Ten years ago today, Kay Catanzariti’s 21-year-old son Ben was killed when the bolts on a concrete boom failed and it collapsed on him at a construction site in Kingston.
Since then, she has been fighting for justice, accountability and even a simple apology for what happened.
She finally received the latter today from WorkSafe ACT Commissioner Jacqueline Agius – something Mrs Catanzariti was grateful for after “years of lip service” and no delivery.
The “broken” mother has been pursuing legal and legislative avenues for change for the past 10 years. She’s since lost faith in the system she once believed in after no one has ever been held to account for his death.
Charges laid in the ACT’s industrial court targeting maintenance company Schwing Australia and one of its engineers were ultimately abandoned at the 11th hour in 2016 after the ACT Director of Public Prosecutions (DPP) decided they were unlikely to succeed.
The issue was that conflicting expert reports attributed the bolt failure to different causes.
“I’ve been given a life sentence,” Mrs Catanzariti said.
“The laws failed me and they failed Australian workers. No family should have to go through what we went through.”
Following the dropping of those charges, the construction union had raised concerns about the ability of WorkSafe ACT and the DPP to prosecute similar cases when they are pitted against wealthy multinationals.
Nevertheless, Mrs Catanzariti has taken her fight for accountability for her son’s death to the Federal and Territory governments – hoping for stricter work health and safety laws – a fight she will soon take to the new Federal Government.
Locally, there are signs change could also be on the way.

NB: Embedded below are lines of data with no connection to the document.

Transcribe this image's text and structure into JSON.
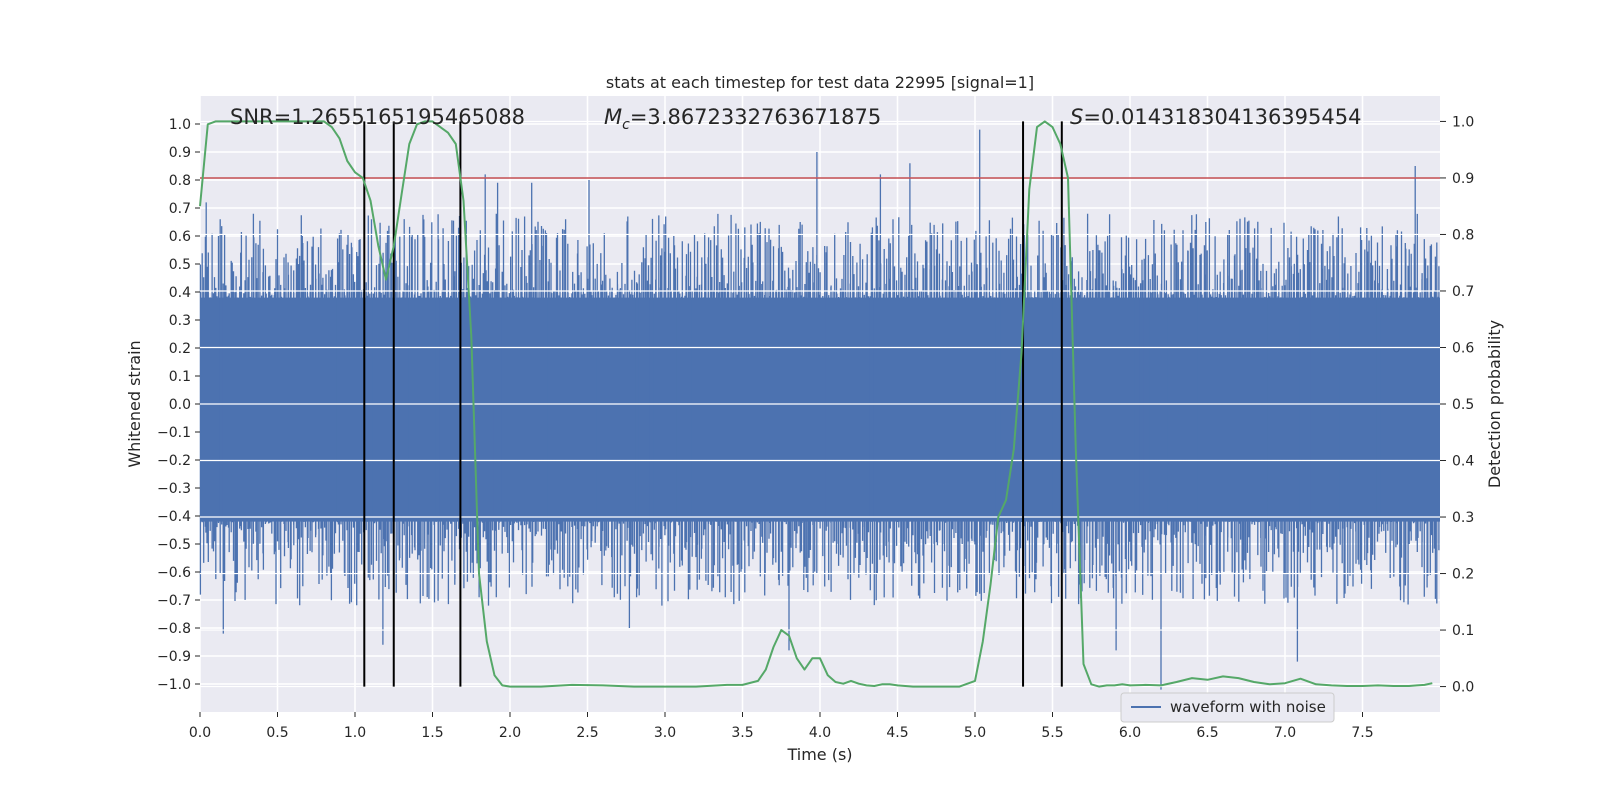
{
  "chart_data": {
    "type": "line",
    "title": "stats at each timestep for test data 22995 [signal=1]",
    "xlabel": "Time (s)",
    "ylabel": "Whitened strain",
    "y2label": "Detection probability",
    "xlim": [
      0.0,
      8.0
    ],
    "ylim": [
      -1.1,
      1.1
    ],
    "y2lim": [
      -0.045,
      1.045
    ],
    "xticks": [
      0.0,
      0.5,
      1.0,
      1.5,
      2.0,
      2.5,
      3.0,
      3.5,
      4.0,
      4.5,
      5.0,
      5.5,
      6.0,
      6.5,
      7.0,
      7.5
    ],
    "yticks": [
      1.0,
      0.9,
      0.8,
      0.7,
      0.6,
      0.5,
      0.4,
      0.3,
      0.2,
      0.1,
      0.0,
      -0.1,
      -0.2,
      -0.3,
      -0.4,
      -0.5,
      -0.6,
      -0.7,
      -0.8,
      -0.9,
      -1.0
    ],
    "y2ticks": [
      1.0,
      0.9,
      0.8,
      0.7,
      0.6,
      0.5,
      0.4,
      0.3,
      0.2,
      0.1,
      0.0
    ],
    "grid": true,
    "legend": {
      "location": "lower-right",
      "entries": [
        "waveform with noise"
      ]
    },
    "annotations": {
      "snr": "SNR=1.2655165195465088",
      "mc": "=3.8672332763671875",
      "mc_symbol": "M",
      "mc_sub": "c",
      "s": "=0.014318304136395454",
      "s_symbol": "S"
    },
    "threshold": {
      "value": 0.9,
      "axis": "detection probability",
      "color": "#c44e52"
    },
    "vertical_lines": [
      1.06,
      1.25,
      1.68,
      5.31,
      5.56
    ],
    "vertical_line_range": [
      0.0,
      1.0
    ],
    "waveform_envelope": {
      "name": "waveform with noise",
      "color": "#4c72b0",
      "dense_band": [
        -0.42,
        0.38
      ],
      "typical_peak": 0.68,
      "typical_trough": -0.72,
      "notable_peaks": [
        {
          "t": 0.04,
          "v": 0.72
        },
        {
          "t": 0.13,
          "v": 0.66
        },
        {
          "t": 0.66,
          "v": 0.6
        },
        {
          "t": 1.26,
          "v": 0.6
        },
        {
          "t": 1.84,
          "v": 0.82
        },
        {
          "t": 1.92,
          "v": 0.79
        },
        {
          "t": 2.14,
          "v": 0.79
        },
        {
          "t": 2.51,
          "v": 0.8
        },
        {
          "t": 3.98,
          "v": 0.9
        },
        {
          "t": 4.39,
          "v": 0.82
        },
        {
          "t": 4.58,
          "v": 0.86
        },
        {
          "t": 5.03,
          "v": 0.98
        },
        {
          "t": 7.84,
          "v": 0.85
        }
      ],
      "notable_troughs": [
        {
          "t": 0.15,
          "v": -0.82
        },
        {
          "t": 1.18,
          "v": -0.86
        },
        {
          "t": 2.77,
          "v": -0.8
        },
        {
          "t": 3.8,
          "v": -0.88
        },
        {
          "t": 5.91,
          "v": -0.88
        },
        {
          "t": 6.2,
          "v": -1.02
        },
        {
          "t": 7.08,
          "v": -0.92
        }
      ]
    },
    "series": [
      {
        "name": "detection probability",
        "axis": "right",
        "color": "#55a868",
        "x": [
          0.0,
          0.05,
          0.1,
          0.15,
          0.2,
          0.3,
          0.4,
          0.5,
          0.6,
          0.7,
          0.8,
          0.85,
          0.9,
          0.95,
          1.0,
          1.05,
          1.1,
          1.15,
          1.2,
          1.25,
          1.3,
          1.35,
          1.4,
          1.45,
          1.5,
          1.55,
          1.6,
          1.65,
          1.7,
          1.75,
          1.8,
          1.85,
          1.9,
          1.95,
          2.0,
          2.2,
          2.4,
          2.6,
          2.8,
          3.0,
          3.2,
          3.4,
          3.5,
          3.6,
          3.65,
          3.7,
          3.75,
          3.8,
          3.85,
          3.9,
          3.95,
          4.0,
          4.05,
          4.1,
          4.15,
          4.2,
          4.25,
          4.3,
          4.35,
          4.4,
          4.45,
          4.5,
          4.6,
          4.7,
          4.8,
          4.9,
          5.0,
          5.05,
          5.1,
          5.15,
          5.2,
          5.25,
          5.3,
          5.35,
          5.4,
          5.45,
          5.5,
          5.55,
          5.6,
          5.65,
          5.7,
          5.75,
          5.8,
          5.85,
          5.9,
          5.95,
          6.0,
          6.1,
          6.2,
          6.3,
          6.4,
          6.5,
          6.6,
          6.7,
          6.8,
          6.9,
          7.0,
          7.1,
          7.2,
          7.3,
          7.4,
          7.5,
          7.6,
          7.7,
          7.8,
          7.85,
          7.9,
          7.95
        ],
        "y": [
          0.85,
          0.995,
          1.0,
          1.0,
          1.0,
          1.0,
          1.0,
          1.0,
          1.0,
          1.0,
          1.0,
          0.99,
          0.97,
          0.93,
          0.91,
          0.9,
          0.86,
          0.78,
          0.72,
          0.78,
          0.87,
          0.96,
          0.995,
          1.0,
          1.0,
          0.99,
          0.98,
          0.96,
          0.86,
          0.62,
          0.2,
          0.08,
          0.02,
          0.002,
          0.0,
          0.0,
          0.003,
          0.002,
          0.0,
          0.0,
          0.0,
          0.003,
          0.003,
          0.01,
          0.03,
          0.07,
          0.1,
          0.09,
          0.05,
          0.03,
          0.05,
          0.05,
          0.02,
          0.008,
          0.005,
          0.01,
          0.005,
          0.002,
          0.001,
          0.004,
          0.004,
          0.002,
          0.0,
          0.0,
          0.0,
          0.0,
          0.01,
          0.08,
          0.18,
          0.3,
          0.33,
          0.42,
          0.59,
          0.88,
          0.99,
          1.0,
          0.99,
          0.96,
          0.9,
          0.42,
          0.04,
          0.004,
          0.0,
          0.002,
          0.002,
          0.004,
          0.002,
          0.003,
          0.002,
          0.008,
          0.015,
          0.012,
          0.018,
          0.015,
          0.008,
          0.004,
          0.006,
          0.014,
          0.004,
          0.002,
          0.001,
          0.001,
          0.002,
          0.001,
          0.001,
          0.002,
          0.003,
          0.006
        ]
      }
    ]
  }
}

Today, a swathe of recommendations to the government and WorkSafe ACT was released following a major review of work safety prosecutions in the ACT undertaken by independent reviewer Marie Boland.

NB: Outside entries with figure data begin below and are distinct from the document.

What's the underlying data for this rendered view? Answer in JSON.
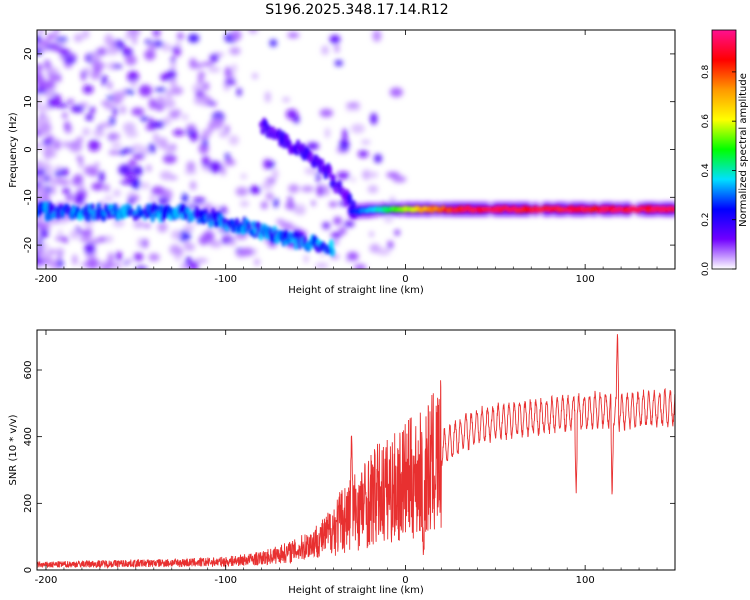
{
  "title": "S196.2025.348.17.14.R12",
  "chart_data": [
    {
      "type": "heatmap",
      "xlabel": "Height of straight line (km)",
      "ylabel": "Frequency (Hz)",
      "xlim": [
        -205,
        150
      ],
      "ylim": [
        -25,
        25
      ],
      "xticks": [
        -200,
        -100,
        0,
        100
      ],
      "yticks": [
        -20,
        -10,
        0,
        10,
        20
      ],
      "colorbar": {
        "label": "Normalized spectral amplitude",
        "range": [
          0,
          0.97
        ],
        "ticks": [
          0.0,
          0.2,
          0.4,
          0.6,
          0.8
        ],
        "tick_labels": [
          "0.0",
          "0.2",
          "0.4",
          "0.6",
          "0.8"
        ],
        "colors": [
          "#ffffff",
          "#7000ff",
          "#0000ff",
          "#00e0ff",
          "#00ff00",
          "#ffff00",
          "#ff9900",
          "#ff0000",
          "#ff1090"
        ]
      },
      "bands": [
        {
          "name": "main-band",
          "points": [
            [
              -205,
              -13
            ],
            [
              -180,
              -13
            ],
            [
              -150,
              -13
            ],
            [
              -120,
              -13.5
            ],
            [
              -100,
              -15
            ],
            [
              -80,
              -17
            ],
            [
              -60,
              -19
            ],
            [
              -40,
              -21
            ]
          ],
          "amplitude": 0.25
        },
        {
          "name": "rising-trace",
          "points": [
            [
              -80,
              5
            ],
            [
              -60,
              0
            ],
            [
              -45,
              -4
            ],
            [
              -35,
              -9
            ],
            [
              -28,
              -13
            ]
          ],
          "amplitude": 0.15
        },
        {
          "name": "steady-band",
          "points": [
            [
              -30,
              -13
            ],
            [
              -10,
              -12.5
            ],
            [
              0,
              -12.5
            ],
            [
              20,
              -12.5
            ],
            [
              60,
              -12.5
            ],
            [
              100,
              -12.5
            ],
            [
              150,
              -12.5
            ]
          ],
          "amplitude": 0.85
        }
      ]
    },
    {
      "type": "line",
      "xlabel": "Height of straight line (km)",
      "ylabel": "SNR (10 * v/v)",
      "xlim": [
        -205,
        150
      ],
      "ylim": [
        0,
        720
      ],
      "xticks": [
        -200,
        -100,
        0,
        100
      ],
      "yticks": [
        0,
        200,
        400,
        600
      ],
      "color": "#e83030",
      "series": {
        "x": [
          -205,
          -180,
          -150,
          -120,
          -100,
          -80,
          -60,
          -45,
          -35,
          -25,
          -15,
          -5,
          0,
          10,
          20,
          30,
          40,
          50,
          60,
          70,
          80,
          90,
          100,
          110,
          120,
          130,
          140,
          150
        ],
        "y": [
          15,
          18,
          20,
          22,
          25,
          35,
          60,
          100,
          160,
          200,
          240,
          260,
          280,
          300,
          360,
          400,
          430,
          440,
          450,
          455,
          460,
          470,
          470,
          480,
          470,
          480,
          480,
          485
        ]
      },
      "features": [
        {
          "x": -30,
          "y": 420
        },
        {
          "x": 10,
          "y": 30
        },
        {
          "x": 95,
          "y": 230
        },
        {
          "x": 115,
          "y": 210
        },
        {
          "x": 118,
          "y": 720
        }
      ]
    }
  ]
}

Those recommendations go to a need to establish a new, hybrid model of prosecutions for the ACT, which would mean WorkSafe ACT would establish an in-house prosecution team comprising one senior prosecutor, two junior prosecutors, a legal graduate and a paralegal.
It further recommends that all industrial manslaughter offences be prosecuted by the DPP and that the WHS Commissioner could seek prosecution advice from external counsel without the need for approval from the Chief Solicitor of the ACT.
A need for additional data collection, effectiveness performance measures and transparency in prosecution decisions was also highlighted by multiple recommendations.
That report in its entirety will be given to the Work Health and Safety Council next month for endorsement before it is handed to the ACT Government for consideration.
While Mrs Catanzariti hoped they could be implemented as swiftly as this year, Ms Agius warned it would take time before the cogs of change would begin to turn.
The WHS Commissioner also wouldn’t comment on whether any of the recommendations made in the review would have changed the legal outcome for Mr Catanzariti’s grieving family.